Ambassadors Day: Regeneration
Ambassadors Day: Regeneration
Thursday, 11 September 2014
Theatre ambassadors arrived at Royal & Derngate from Wolverhampton Grand and Darlington Civic Theatre. The ambassadors spread the word about new shows and bring new people to their local theatres. Young Reporter Laura Jayne Bateman blogs on their backstage experience and reaction to seeing Regeneration for the first time.
The company manager at Northampton, Meryl Couper, began by giving the ambassadors a backstage tour. She explained how the props for the play- many of them incredibly detailed and specific- had been sourced: they included an original edition of Siegfried Sassoon’s 1917 poetry collection The Old Huntsman, and a statue from the Ancient World that had been painstakingly recreated by a sculptor. As the crew fitted up for the matinee performance, the ambassadors were able to explore the stage area and look out into the magnificent, 530-seat Royal auditorium.
The Head of Wardrobe, Vanessa Marshall, then spoke about how the many costumes for Regeneration had been assembled. Due to the number of First World War shows being produced this year to mark the centenary, Vanessa explained the difficulties that her department had faced in sourcing the necessary number of military uniforms with the correct insignia. In addition to renting from military costumier Khaki Devil, many of the costumes had been made or altered on site, such as Dr Rivers’ coat in the play’s final scene. Vanessa also gave a brief history of the Royal Welch Fusiliers, the regiment of Sassoon and his friend Robert Graves, and had one of
their jackets on hand to show the ambassadors their impressive level of detail, which is a testament to the creative team’s commitment to historical accuracy.
Two of the Wolverhampton ambassadors, Natalie, 15 and Imogen, 16, were also Theatre Cloud case studies. They will watch five of Theatre Cloud’s productions (of which Regeneration is the third, following Brassed Off and To Sir, With Love) and then write short articles about how the pieces have affected them. Before the performance began, Natalie and Imogen said that they were looking forward to “finding out the truth about the war”, but admitted that they probably would not have attended the production had they not been part of the case study scheme. What is encouraging is that they had not heard of the novel before the Theatre Cloud project, which suggests that by creating these educational opportunities for their audiences, Theatre Cloud is introducing new people not only to theatre, but also to Pat Barker’s wonderful work. After the performance, Natalie and Imogen commented that the show was “incredible”, and that they would definitely recommend it to their friends and family when it arrives in Wolverhampton. Several members of the cast were kind enough to meet with the ambassadors after the performance, and it was fascinating to hear them discuss the content of the play and the rehearsal process.
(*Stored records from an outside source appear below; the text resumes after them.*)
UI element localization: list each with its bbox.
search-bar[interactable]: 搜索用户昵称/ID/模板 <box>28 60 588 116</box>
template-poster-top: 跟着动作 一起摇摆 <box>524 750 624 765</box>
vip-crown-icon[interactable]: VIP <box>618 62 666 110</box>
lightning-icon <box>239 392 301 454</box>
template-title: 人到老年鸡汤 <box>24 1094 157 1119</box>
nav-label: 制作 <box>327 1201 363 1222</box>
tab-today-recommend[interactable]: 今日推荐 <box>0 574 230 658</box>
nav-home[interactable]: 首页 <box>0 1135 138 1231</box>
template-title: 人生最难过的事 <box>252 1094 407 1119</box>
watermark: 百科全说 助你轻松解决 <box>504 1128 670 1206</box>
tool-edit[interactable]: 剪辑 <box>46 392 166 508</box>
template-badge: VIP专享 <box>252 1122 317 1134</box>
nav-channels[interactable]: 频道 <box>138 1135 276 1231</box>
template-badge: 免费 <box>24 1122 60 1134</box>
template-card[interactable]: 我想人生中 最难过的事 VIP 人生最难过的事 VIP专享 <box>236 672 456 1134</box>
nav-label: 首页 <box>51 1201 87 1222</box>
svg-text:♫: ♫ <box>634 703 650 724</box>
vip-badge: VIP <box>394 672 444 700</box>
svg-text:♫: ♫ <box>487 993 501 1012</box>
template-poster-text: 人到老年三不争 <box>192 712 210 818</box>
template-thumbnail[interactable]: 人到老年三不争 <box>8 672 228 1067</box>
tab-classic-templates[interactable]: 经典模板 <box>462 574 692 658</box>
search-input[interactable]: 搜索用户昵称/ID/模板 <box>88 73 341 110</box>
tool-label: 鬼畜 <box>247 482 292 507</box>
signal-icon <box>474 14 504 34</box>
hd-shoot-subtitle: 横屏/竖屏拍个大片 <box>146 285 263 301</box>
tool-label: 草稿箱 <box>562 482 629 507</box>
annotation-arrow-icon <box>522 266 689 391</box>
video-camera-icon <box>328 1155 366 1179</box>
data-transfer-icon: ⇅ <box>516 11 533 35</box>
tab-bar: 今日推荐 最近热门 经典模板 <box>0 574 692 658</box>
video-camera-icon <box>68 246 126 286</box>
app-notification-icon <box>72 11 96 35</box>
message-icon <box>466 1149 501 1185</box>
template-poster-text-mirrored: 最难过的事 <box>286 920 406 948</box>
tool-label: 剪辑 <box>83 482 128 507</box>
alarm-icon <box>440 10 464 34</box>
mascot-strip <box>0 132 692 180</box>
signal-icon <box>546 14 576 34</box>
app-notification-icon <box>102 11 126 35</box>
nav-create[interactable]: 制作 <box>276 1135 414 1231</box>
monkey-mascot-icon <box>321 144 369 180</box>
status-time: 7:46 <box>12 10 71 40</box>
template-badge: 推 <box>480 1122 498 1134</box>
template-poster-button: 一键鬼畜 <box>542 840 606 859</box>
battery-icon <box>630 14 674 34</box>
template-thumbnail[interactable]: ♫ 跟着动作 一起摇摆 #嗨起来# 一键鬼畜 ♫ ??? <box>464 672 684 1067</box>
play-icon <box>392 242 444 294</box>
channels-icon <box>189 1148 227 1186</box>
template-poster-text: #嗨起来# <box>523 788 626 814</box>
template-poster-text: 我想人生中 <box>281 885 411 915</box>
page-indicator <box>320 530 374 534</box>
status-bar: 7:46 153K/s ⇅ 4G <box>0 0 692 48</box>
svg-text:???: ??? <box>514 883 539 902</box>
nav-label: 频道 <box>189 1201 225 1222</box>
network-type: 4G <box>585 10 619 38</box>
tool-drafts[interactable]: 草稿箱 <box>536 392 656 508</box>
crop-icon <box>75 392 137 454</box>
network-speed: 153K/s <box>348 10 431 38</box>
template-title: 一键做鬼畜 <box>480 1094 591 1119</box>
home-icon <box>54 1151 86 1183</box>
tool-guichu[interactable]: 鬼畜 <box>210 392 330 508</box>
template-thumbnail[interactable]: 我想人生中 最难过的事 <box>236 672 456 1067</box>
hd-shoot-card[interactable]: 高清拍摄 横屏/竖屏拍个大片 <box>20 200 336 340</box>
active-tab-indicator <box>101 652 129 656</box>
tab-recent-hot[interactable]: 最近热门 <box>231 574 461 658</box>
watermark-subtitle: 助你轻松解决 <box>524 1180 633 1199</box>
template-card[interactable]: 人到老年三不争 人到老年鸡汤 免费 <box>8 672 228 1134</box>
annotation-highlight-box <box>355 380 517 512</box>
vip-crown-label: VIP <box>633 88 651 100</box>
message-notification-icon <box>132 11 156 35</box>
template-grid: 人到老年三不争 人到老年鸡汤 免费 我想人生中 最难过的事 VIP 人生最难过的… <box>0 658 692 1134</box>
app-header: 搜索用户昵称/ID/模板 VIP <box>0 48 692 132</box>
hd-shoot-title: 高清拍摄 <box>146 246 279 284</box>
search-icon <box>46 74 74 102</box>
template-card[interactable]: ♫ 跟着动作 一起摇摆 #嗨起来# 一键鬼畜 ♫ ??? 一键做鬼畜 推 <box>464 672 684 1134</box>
As the ambassadors left Northampton, it was clear that they are very much looking forward to welcoming this remarkable production to their own theatres.
Regeneration premiered on 2 September 2014 (previews from 29 August) at Royal & Derngate, Northampton, where it continues until 20 September 2014. It then tours to York, Edinburgh, Bradford, Nottingham, Cheltenham, Richmond, Wolverhampton, Darlington and Blackpool where it concludes on 29 November.